Acórdão - DJ nº 0000827-23.2015.8.26.0604 - Apelação Cível
: 08/04/2016

 ACÓRDÃO

 

Vistos, relatados e discutidos estes autos de Apelação nº 0000827-23.2015.8.26.0604, da Comarca de Sumaré, em que é apelante ILZA MARIA DE MACEDO, é apelado OFICIAL DE REGISTRO DE IMÓVEIS E ANEXOS DA COMARCA DE SUMARÉ (FLS. 02/06).

 

ACORDAM, em Conselho Superior de Magistratura do Tribunal de Justiça de São Paulo, proferir a seguinte decisão: "NEGARAM PROVIMENTO AO RECURSO, V.U.", de conformidade com o voto do(a) Relator(a), que integra este acórdão.

 

O julgamento teve a participação dos Desembargadores, PAULO DIMAS MASCARETTI(PRESIDENTE TRIBUNAL DE JUSTIÇA), ADEMIR BENEDITO (VICE PRESIDENTE), XAVIER DE AQUINO (DECANO), LUIZ ANTONIO DE GODOY (PRES. DA SEÇÃO DE DIREITO PÚBLICO), RICARDO DIP (PRES. DA SEÇÃO DE DIREITO PRIVADO)E SALLES ABREU (PRES. DA SEÇÃO DE DIREITO CRIMINAL).

 

  São Paulo, 25 de fevereiro de 2016.

 

          

      PEREIRA CALÇAS

 RELATOR

 

 

 

Apelação Cível nº 0000827-23.2015.8.26.0604

Apelante: Ilza Maria de Macedo

Apelado: Oficial de Registro de Imóveis e Anexos da Comarca de Sumaré

VOTO Nº 29.114

 

REGISTRO DE IMÓVEIS – Formal de Partilha – Título não imune à qualificação registral – Continuidade – Inobservância - Dúvida Procedente - Recurso não provido

 

Trata-se de apelação interposta por Ilza Maria de Macedo objetivando a reforma da r. decisão de fls. 138/139, que manteve a recusa do registro do formal de partilha expedido pela 3ª Vara Cível de Valinhos, nos autos do inventário dos bens deixados por Geraldo Pinto de Macedo.
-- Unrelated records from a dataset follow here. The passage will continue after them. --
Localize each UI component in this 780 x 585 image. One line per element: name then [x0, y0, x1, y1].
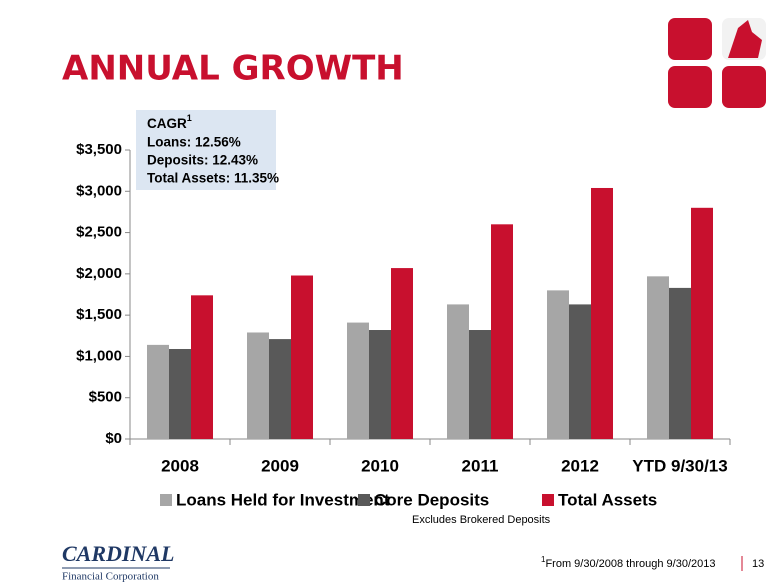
- logo-name: CARDINAL: [62, 541, 174, 566]
- x-tick-label: 2008: [161, 456, 199, 475]
- bar: [647, 276, 669, 439]
- cagr-line: Deposits: 12.43%: [147, 153, 258, 168]
- x-tick-label: 2011: [462, 456, 499, 475]
- bar: [247, 332, 269, 439]
- cagr-line: Total Assets: 11.35%: [147, 171, 279, 186]
- footnote-text: From 9/30/2008 through 9/30/2013: [545, 558, 715, 570]
- x-tick-label: 2009: [261, 456, 299, 475]
- y-tick-label: $3,000: [76, 182, 122, 199]
- y-tick-label: $3,500: [76, 141, 122, 158]
- y-tick-label: $1,500: [76, 306, 122, 323]
- cagr-line: Loans: 12.56%: [147, 135, 241, 150]
- brand-squares: [668, 18, 766, 108]
- legend-label: Core Deposits: [374, 490, 489, 509]
- bar: [491, 224, 513, 439]
- bar: [691, 207, 713, 439]
- slide-title: ANNUAL GROWTH: [62, 49, 404, 89]
- y-tick-label: $2,000: [76, 265, 122, 282]
- footnote-mark: 1: [541, 555, 546, 564]
- bar: [347, 322, 369, 439]
- bar: [547, 290, 569, 439]
- cagr-title-text: CAGR: [147, 116, 187, 131]
- cardinal-icon: [728, 20, 762, 58]
- legend-label: Loans Held for Investment: [176, 490, 390, 509]
- legend-swatch: [358, 494, 370, 506]
- cagr-box: [136, 110, 276, 190]
- cagr-title: CAGR1: [147, 113, 192, 130]
- y-tick-label: $1,000: [76, 347, 122, 364]
- brand-square: [668, 18, 712, 60]
- bar: [447, 304, 469, 439]
- cagr-mark: 1: [187, 113, 192, 123]
- bar: [469, 330, 491, 439]
- brand-square: [722, 66, 766, 108]
- footnote: 1From 9/30/2008 through 9/30/2013: [541, 555, 715, 570]
- brand-square: [668, 66, 712, 108]
- y-tick-label: $500: [89, 389, 122, 406]
- x-tick-label: 2012: [561, 456, 599, 475]
- bar: [569, 304, 591, 439]
- x-tick-label: 2010: [361, 456, 399, 475]
- bar: [191, 295, 213, 439]
- bar: [169, 348, 191, 439]
- bar: [391, 268, 413, 439]
- y-tick-label: $0: [105, 430, 122, 447]
- legend-label: Total Assets: [558, 490, 657, 509]
- bar: [147, 344, 169, 439]
- bar: [291, 275, 313, 439]
- legend-note: Excludes Brokered Deposits: [412, 514, 551, 526]
- legend-swatch: [542, 494, 554, 506]
- logo-subtitle: Financial Corporation: [62, 571, 159, 583]
- bar: [269, 339, 291, 439]
- bar: [591, 187, 613, 439]
- legend-swatch: [160, 494, 172, 506]
- y-tick-label: $2,500: [76, 224, 122, 241]
- bar: [369, 330, 391, 439]
- x-tick-label: YTD 9/30/13: [632, 456, 727, 475]
- page-number: 13: [752, 558, 764, 570]
- bar: [669, 287, 691, 439]
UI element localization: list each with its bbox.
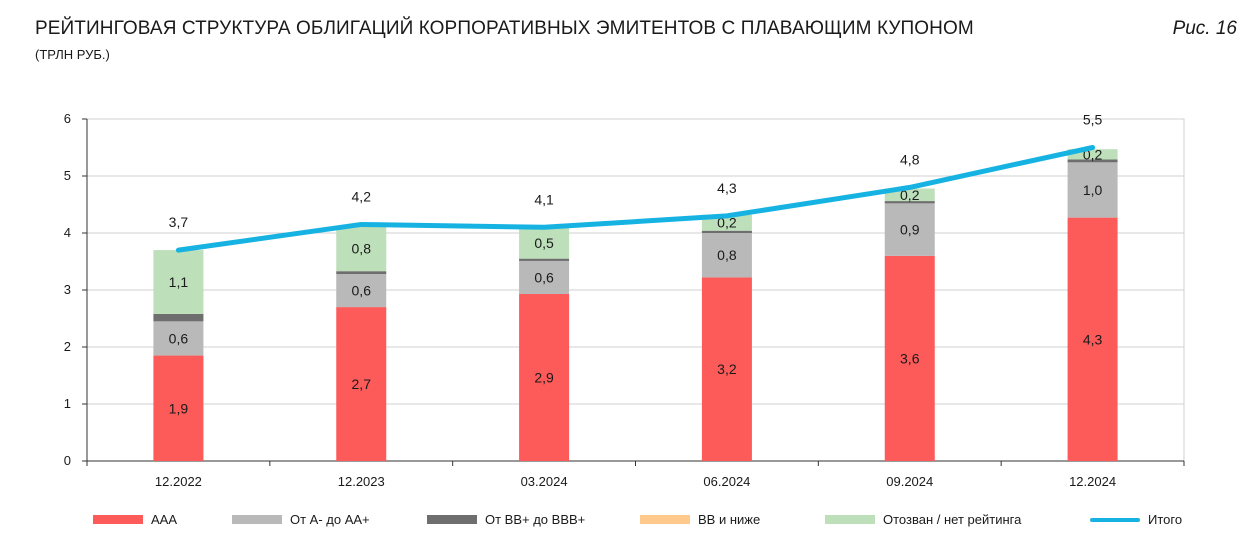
total-label: 3,7: [169, 214, 189, 230]
bar-segment: [884, 203, 935, 256]
bar-segment: [519, 260, 570, 294]
data-label: 0,2: [900, 187, 920, 203]
data-label: 0,5: [534, 235, 554, 251]
data-label: 0,6: [169, 330, 189, 346]
y-tick-label: 4: [64, 225, 71, 240]
bar-segment: [153, 250, 204, 314]
x-tick-label: 12.2022: [155, 474, 202, 489]
legend-swatch: [1090, 517, 1140, 522]
bar-segment: [153, 355, 204, 461]
x-tick-label: 12.2024: [1069, 474, 1116, 489]
legend-swatch: [232, 515, 282, 524]
data-label: 0,8: [352, 240, 372, 256]
bar-segment: [701, 230, 752, 233]
data-label: 4,3: [1083, 331, 1103, 347]
data-label: 0,9: [900, 222, 920, 238]
data-label: 1,1: [169, 274, 189, 290]
chart-legend: ААА От А- до АА+ От ВВ+ до ВВВ+ ВВ и ниже От…: [0, 512, 1255, 538]
legend-label: ААА: [151, 512, 178, 527]
legend-swatch: [825, 515, 875, 524]
y-tick-label: 5: [64, 168, 71, 183]
x-tick-label: 06.2024: [703, 474, 750, 489]
y-tick-label: 0: [64, 453, 71, 468]
data-label: 0,6: [352, 283, 372, 299]
x-tick-label: 03.2024: [521, 474, 568, 489]
x-tick-label: 12.2023: [338, 474, 385, 489]
data-label: 3,6: [900, 350, 920, 366]
data-label: 0,8: [717, 247, 737, 263]
bar-segment: [884, 201, 935, 204]
legend-swatch: [93, 515, 143, 524]
legend-item: От А- до АА+: [232, 512, 370, 527]
legend-label: Отозван / нет рейтинга: [883, 512, 1022, 527]
legend-item: ВВ и ниже: [640, 512, 760, 527]
total-line: [175, 145, 1096, 253]
legend-item: От ВВ+ до ВВВ+: [427, 512, 585, 527]
bar-segment: [1067, 217, 1118, 461]
bar-segment: [1067, 159, 1118, 163]
bar-segment: [336, 274, 387, 308]
total-label: 4,8: [900, 151, 920, 167]
legend-label: ВВ и ниже: [698, 512, 761, 527]
bar-segment: [519, 293, 570, 461]
bar-segment: [1067, 149, 1118, 160]
y-tick-label: 3: [64, 282, 71, 297]
legend-label: От ВВ+ до ВВВ+: [485, 512, 586, 527]
total-label: 4,2: [352, 188, 372, 204]
bar-segment: [336, 307, 387, 461]
y-tick-label: 1: [64, 396, 71, 411]
bar-segment: [884, 255, 935, 461]
chart-subtitle: (ТРЛН РУБ.): [35, 47, 110, 62]
legend-swatch: [640, 515, 690, 524]
y-tick-label: 6: [64, 111, 71, 126]
legend-swatch: [427, 515, 477, 524]
y-tick-label: 2: [64, 339, 71, 354]
total-label: 4,1: [534, 191, 554, 207]
data-label: 1,9: [169, 400, 189, 416]
legend-item: ААА: [93, 512, 177, 527]
figure-label: Рис. 16: [1172, 18, 1237, 39]
data-label: 2,9: [534, 369, 554, 385]
data-label: 3,2: [717, 361, 737, 377]
bar-segment: [519, 227, 570, 259]
legend-item: Итого: [1090, 512, 1182, 527]
legend-label: От А- до АА+: [290, 512, 370, 527]
data-label: 0,2: [717, 215, 737, 231]
data-label: 0,6: [534, 269, 554, 285]
legend-item: Отозван / нет рейтинга: [825, 512, 1021, 527]
bar-segment: [701, 277, 752, 461]
bar-segment: [1067, 162, 1118, 218]
data-label: 1,0: [1083, 182, 1103, 198]
bar-segment: [519, 258, 570, 261]
bar-segment: [701, 233, 752, 278]
total-label: 5,5: [1083, 112, 1103, 128]
total-label: 4,3: [717, 180, 737, 196]
bar-segment: [336, 271, 387, 275]
x-tick-label: 09.2024: [886, 474, 933, 489]
legend-label: Итого: [1148, 512, 1183, 527]
bar-segment: [153, 313, 204, 322]
bar-segment: [153, 321, 204, 356]
data-label: 2,7: [352, 376, 372, 392]
bar-segment: [336, 225, 387, 272]
chart-title: РЕЙТИНГОВАЯ СТРУКТУРА ОБЛИГАЦИЙ КОРПОРАТ…: [35, 18, 974, 39]
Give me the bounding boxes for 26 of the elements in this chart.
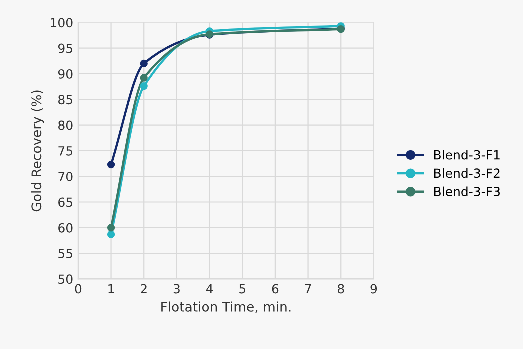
x-tick-label: 9: [370, 284, 378, 294]
y-tick-label: 65: [58, 198, 72, 208]
y-tick-label: 55: [58, 249, 72, 258]
x-tick-label: 3: [174, 284, 180, 294]
y-axis-title: Gold Recovery (%): [31, 90, 44, 212]
y-tick-label: 100: [51, 18, 73, 28]
x-axis-title: Flotation Time, min.: [162, 302, 291, 314]
y-tick-label: 85: [58, 95, 72, 105]
y-tick-label: 80: [58, 120, 73, 130]
x-tick-label: 1: [108, 284, 114, 294]
y-tick-label: 60: [58, 223, 73, 233]
y-tick-label: 50: [58, 274, 73, 284]
y-tick-label: 90: [58, 69, 73, 79]
x-tick-label: 2: [141, 284, 147, 294]
x-tick-label: 5: [240, 284, 246, 294]
x-tick-label: 6: [272, 284, 279, 294]
legend-label: Blend-3-F3: [434, 186, 500, 196]
legend-label: Blend-3-F1: [434, 150, 500, 160]
x-tick-label: 4: [206, 284, 214, 294]
y-tick-label: 70: [58, 172, 73, 182]
x-tick-label: 7: [305, 284, 312, 294]
y-tick-label: 75: [58, 146, 72, 156]
x-tick-label: 0: [75, 284, 82, 294]
y-tick-label: 95: [58, 44, 72, 54]
x-tick-label: 8: [338, 284, 344, 294]
legend-label: Blend-3-F2: [434, 168, 500, 178]
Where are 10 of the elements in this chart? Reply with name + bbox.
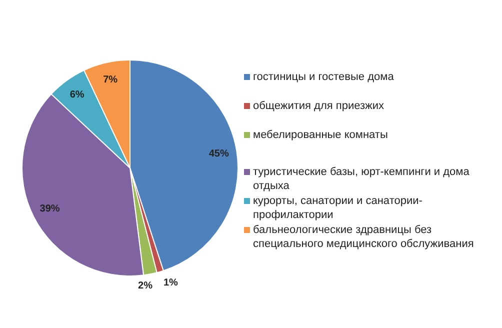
data-label: 2% xyxy=(138,280,153,292)
legend-label: бальнеологические здравницы без специального медицинского обслуживания xyxy=(253,223,475,251)
legend-label: гостиницы и гостевые дома xyxy=(253,70,394,84)
data-label: 6% xyxy=(70,90,84,101)
data-label: 45% xyxy=(208,148,230,160)
data-label: 39% xyxy=(40,203,60,214)
legend-label: мебелированные комнаты xyxy=(253,128,388,142)
data-label: 7% xyxy=(103,74,118,86)
data-label: 1% xyxy=(163,278,178,289)
legend-label: общежития для приезжих xyxy=(253,99,384,113)
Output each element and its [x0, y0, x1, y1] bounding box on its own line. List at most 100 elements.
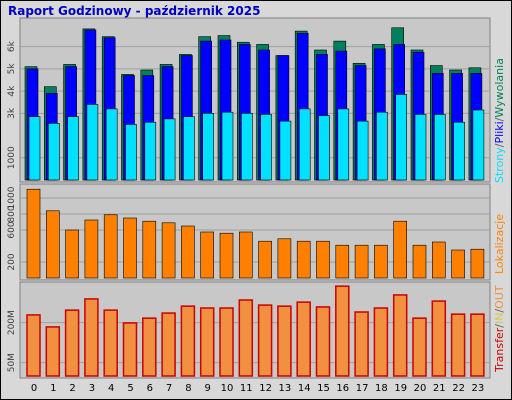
legend-separator: / — [493, 117, 506, 121]
bar — [238, 299, 254, 377]
bar — [163, 118, 176, 181]
bar — [125, 124, 137, 181]
bar — [241, 113, 253, 181]
legend: Lokalizacje — [493, 214, 506, 274]
bar — [45, 326, 61, 377]
bar — [450, 313, 466, 377]
bar — [161, 312, 176, 377]
bar — [219, 307, 234, 377]
bar — [183, 116, 195, 181]
y-tick-label: 200 — [7, 253, 17, 270]
bar — [103, 309, 118, 377]
bar — [453, 121, 465, 181]
bar — [86, 104, 99, 181]
bar — [373, 307, 389, 377]
bar — [64, 309, 80, 377]
x-tick-label: 2 — [69, 383, 75, 394]
bar — [470, 313, 485, 377]
bar — [202, 113, 214, 181]
legend: Strony/Pliki/Wywolania — [493, 58, 506, 183]
x-tick-label: 9 — [205, 383, 211, 394]
bar — [84, 219, 99, 279]
x-tick-label: 0 — [31, 383, 37, 394]
bar — [296, 240, 311, 279]
bar — [318, 115, 330, 181]
bar — [335, 285, 350, 377]
bar — [67, 116, 79, 181]
y-tick-label: 3k — [7, 107, 17, 119]
bar — [45, 210, 60, 279]
y-tick-label: 1000 — [7, 146, 17, 169]
bar — [277, 238, 292, 279]
bar — [65, 229, 79, 279]
legend-separator: / — [493, 309, 506, 313]
bar — [392, 294, 408, 377]
legend: Transfer/IN/OUT — [493, 285, 506, 373]
bar — [395, 94, 408, 181]
bar — [142, 220, 157, 279]
y-tick-label: 200M — [7, 310, 17, 335]
legend-entry: Lokalizacje — [493, 214, 506, 274]
bar — [103, 214, 118, 279]
x-tick-label: 6 — [147, 383, 153, 394]
chart-title: Raport Godzinowy - październik 2025 — [8, 4, 260, 18]
legend-separator: / — [493, 143, 506, 147]
bar — [260, 114, 272, 181]
bar — [376, 111, 388, 181]
bar — [277, 305, 292, 377]
bar — [26, 314, 41, 377]
x-tick-label: 15 — [317, 383, 330, 394]
bar — [354, 244, 369, 279]
x-tick-label: 14 — [298, 383, 311, 394]
bar — [28, 116, 41, 181]
x-tick-label: 23 — [472, 383, 485, 394]
bar — [26, 188, 41, 279]
bar — [356, 120, 369, 181]
x-tick-label: 16 — [336, 383, 349, 394]
bar — [200, 231, 214, 279]
bar — [354, 311, 369, 377]
legend-entry: Pliki — [493, 121, 506, 143]
bar — [47, 123, 60, 181]
bar — [219, 232, 234, 279]
x-tick-label: 1 — [50, 383, 56, 394]
bar — [470, 248, 485, 279]
bar — [337, 108, 350, 181]
bar — [181, 225, 195, 279]
bar — [335, 244, 350, 279]
bar — [472, 109, 485, 181]
bar — [257, 304, 273, 377]
x-tick-label: 21 — [433, 383, 446, 394]
x-tick-label: 19 — [394, 383, 407, 394]
x-tick-label: 12 — [259, 383, 272, 394]
bar — [258, 240, 272, 279]
legend-separator: / — [493, 324, 506, 328]
bar — [142, 317, 157, 377]
x-tick-label: 10 — [221, 383, 234, 394]
x-tick-label: 11 — [240, 383, 253, 394]
bar — [316, 240, 330, 279]
legend-entry: Wywolania — [493, 58, 506, 118]
y-tick-label: 5k — [7, 63, 17, 75]
legend-entry: OUT — [493, 285, 506, 309]
bar — [451, 249, 465, 279]
x-tick-label: 20 — [414, 383, 427, 394]
bar — [433, 114, 446, 181]
x-tick-label: 7 — [166, 383, 172, 394]
legend-entry: Transfer — [493, 327, 506, 373]
bar — [279, 120, 292, 181]
x-tick-label: 13 — [279, 383, 292, 394]
bar — [412, 244, 427, 279]
legend-entry: Strony — [493, 147, 506, 183]
bar — [180, 305, 196, 377]
y-tick-label: 800 — [7, 205, 17, 222]
bar — [221, 111, 234, 181]
x-tick-label: 3 — [89, 383, 95, 394]
legend-entry: IN — [493, 313, 506, 324]
bar — [105, 108, 118, 181]
x-tick-label: 5 — [127, 383, 133, 394]
x-tick-label: 4 — [108, 383, 114, 394]
bar — [296, 301, 311, 377]
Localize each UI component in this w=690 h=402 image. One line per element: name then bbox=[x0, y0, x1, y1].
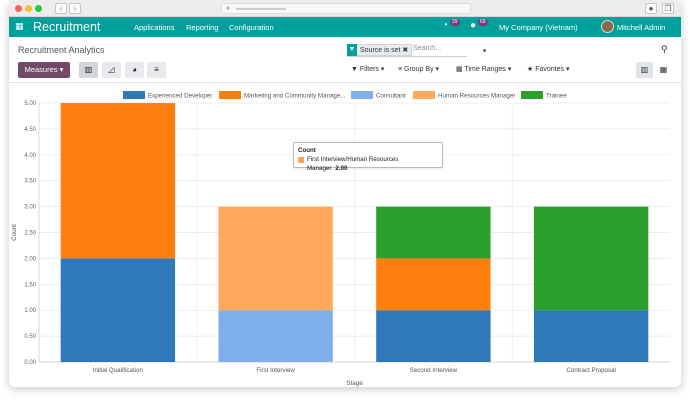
legend-swatch bbox=[123, 91, 145, 99]
y-tick-label: 4.50 bbox=[24, 127, 36, 133]
legend-label: Consultant bbox=[376, 93, 406, 100]
bar-segment bbox=[376, 310, 491, 362]
url-placeholder bbox=[236, 8, 286, 10]
maximize-window-dot[interactable] bbox=[35, 5, 42, 12]
menu-reporting[interactable]: Reporting bbox=[186, 23, 219, 32]
pie-chart-icon[interactable]: ◕ bbox=[125, 62, 144, 78]
back-arrow-icon[interactable]: ‹ bbox=[55, 3, 67, 14]
y-tick-label: 0.00 bbox=[24, 360, 36, 366]
legend-label: Marketing and Community Manage... bbox=[244, 93, 346, 100]
x-tick-label: First Interview bbox=[256, 367, 295, 374]
bar-segment bbox=[218, 310, 333, 362]
tooltip-value: 2.00 bbox=[335, 165, 348, 172]
apps-grid-icon[interactable]: ▦ bbox=[15, 21, 24, 31]
y-tick-label: 4.00 bbox=[24, 153, 36, 159]
tooltip-title: Count bbox=[298, 147, 316, 154]
app-brand[interactable]: Recruitment bbox=[33, 20, 101, 34]
user-menu[interactable]: Mitchell Admin bbox=[617, 23, 666, 32]
legend-swatch bbox=[351, 91, 373, 99]
bar-segment bbox=[218, 206, 333, 311]
legend-label: Human Resources Manager bbox=[438, 93, 515, 100]
search-icon[interactable]: ⚲ bbox=[661, 44, 668, 54]
minimize-window-dot[interactable] bbox=[25, 5, 32, 12]
y-tick-label: 1.50 bbox=[24, 282, 36, 288]
window-tabs-icon[interactable]: ❐ bbox=[662, 3, 674, 14]
x-axis-label: Stage bbox=[346, 380, 363, 387]
close-window-dot[interactable] bbox=[15, 5, 22, 12]
favorites-button[interactable]: ★ Favorites ▾ bbox=[527, 66, 570, 73]
bar-segment bbox=[376, 206, 491, 259]
page-title: Recruitment Analytics bbox=[18, 45, 105, 55]
pivot-view-icon[interactable]: ▦ bbox=[659, 65, 668, 74]
bar-segment bbox=[60, 258, 176, 362]
legend-swatch bbox=[413, 91, 435, 99]
stacked-bar-chart: 0.00 0.50 1.00 1.50 2.00 2.50 3.00 3.50 4.00 4.50… bbox=[11, 91, 670, 387]
company-switcher[interactable]: My Company (Vietnam) bbox=[499, 23, 578, 32]
y-tick-label: 3.50 bbox=[24, 179, 36, 185]
x-tick-label: Contract Proposal bbox=[566, 367, 616, 374]
filter-funnel-icon: ▼ bbox=[347, 44, 357, 56]
tooltip-label: First Interview/Human Resources Manager bbox=[307, 156, 399, 172]
y-tick-label: 5.00 bbox=[24, 101, 36, 107]
y-tick-label: 2.00 bbox=[24, 256, 36, 262]
facet-label: Source is set bbox=[360, 47, 401, 54]
search-facet[interactable]: ▼ Source is set ✖ bbox=[347, 44, 413, 56]
control-panel: Recruitment Analytics ▼ Source is set ✖ … bbox=[9, 37, 681, 83]
messages-chat-icon[interactable]: ● 69 bbox=[470, 19, 488, 31]
filters-button[interactable]: ▼ Filters ▾ bbox=[351, 66, 385, 73]
y-tick-label: 2.50 bbox=[24, 231, 36, 237]
chart-tooltip: Count First Interview/Human Resources Ma… bbox=[293, 142, 443, 172]
activity-clock-icon[interactable]: ◔ 29 bbox=[442, 19, 460, 31]
browser-chrome: ‹ › ● ● ❐ bbox=[9, 0, 681, 17]
legend-label: Experienced Developer bbox=[148, 93, 212, 100]
bar-segment bbox=[60, 103, 176, 259]
y-tick-label: 0.50 bbox=[24, 334, 36, 340]
chart-area: 0.00 0.50 1.00 1.50 2.00 2.50 3.00 3.50 4.00 4.50… bbox=[9, 84, 681, 387]
top-navbar: ▦ Recruitment Applications Reporting Con… bbox=[9, 17, 681, 37]
bar-segment bbox=[533, 206, 649, 311]
tooltip-row: First Interview/Human Resources Manager 2… bbox=[298, 155, 438, 173]
measures-button[interactable]: Measures ▾ bbox=[18, 62, 70, 78]
address-bar[interactable]: ● bbox=[221, 3, 471, 14]
legend-label: Trainee bbox=[546, 93, 567, 100]
search-input[interactable]: Search... bbox=[413, 45, 442, 52]
bar-chart-icon[interactable]: ▥ bbox=[79, 62, 98, 78]
legend-swatch bbox=[521, 91, 543, 99]
y-tick-label: 3.00 bbox=[24, 205, 36, 211]
line-chart-icon[interactable]: ◿ bbox=[102, 62, 121, 78]
download-icon[interactable]: ● bbox=[645, 3, 657, 14]
time-ranges-button[interactable]: ▦ Time Ranges ▾ bbox=[456, 66, 512, 73]
stack-icon[interactable]: ≡ bbox=[147, 62, 166, 78]
browser-window: ‹ › ● ● ❐ ▦ Recruitment Applications Rep… bbox=[9, 0, 681, 387]
lock-icon: ● bbox=[226, 5, 231, 12]
forward-arrow-icon[interactable]: › bbox=[69, 3, 81, 14]
y-axis-label: Count bbox=[11, 224, 18, 241]
y-tick-label: 1.00 bbox=[24, 308, 36, 314]
bar-segment bbox=[376, 258, 491, 311]
legend-swatch bbox=[219, 91, 241, 99]
avatar[interactable] bbox=[601, 20, 614, 33]
status-dot bbox=[483, 49, 486, 52]
graph-view-icon[interactable]: ▥ bbox=[636, 62, 653, 78]
measures-label: Measures bbox=[24, 65, 58, 74]
search-bar[interactable]: ▼ Source is set ✖ Search... bbox=[347, 43, 467, 57]
menu-applications[interactable]: Applications bbox=[134, 23, 175, 32]
bar-segment bbox=[533, 310, 649, 362]
messages-badge: 69 bbox=[478, 19, 488, 26]
x-tick-label: Second Interview bbox=[410, 367, 458, 374]
group-by-button[interactable]: ≡ Group By ▾ bbox=[398, 66, 440, 73]
x-tick-label: Initial Qualification bbox=[93, 367, 144, 374]
menu-configuration[interactable]: Configuration bbox=[229, 23, 274, 32]
remove-facet-icon[interactable]: ✖ bbox=[402, 47, 409, 54]
tooltip-swatch bbox=[298, 157, 304, 163]
activity-badge: 29 bbox=[450, 19, 460, 26]
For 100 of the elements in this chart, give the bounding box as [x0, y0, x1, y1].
Alega, em suma, que seu genitor, Geraldo Pinto de Macedo, adquiriu em vida, por meio de sentença judicial, a fração ideal correspondente a 50% do imóvel descrito na matrícula nº 12.779, o que afasta a necessidade de se observar a continuidade registral.

A D. Procuradoria Geral da Justiça opinou pelo não provimento do recurso (fls. 147/150).

É o relatório.

É tranquila a jurisprudência deste CSM no sentido de que a origem judicial do título não o torna imune à qualificação registral, ainda que limitada aos requisitos formais e sua adequação aos princípios registrais[1].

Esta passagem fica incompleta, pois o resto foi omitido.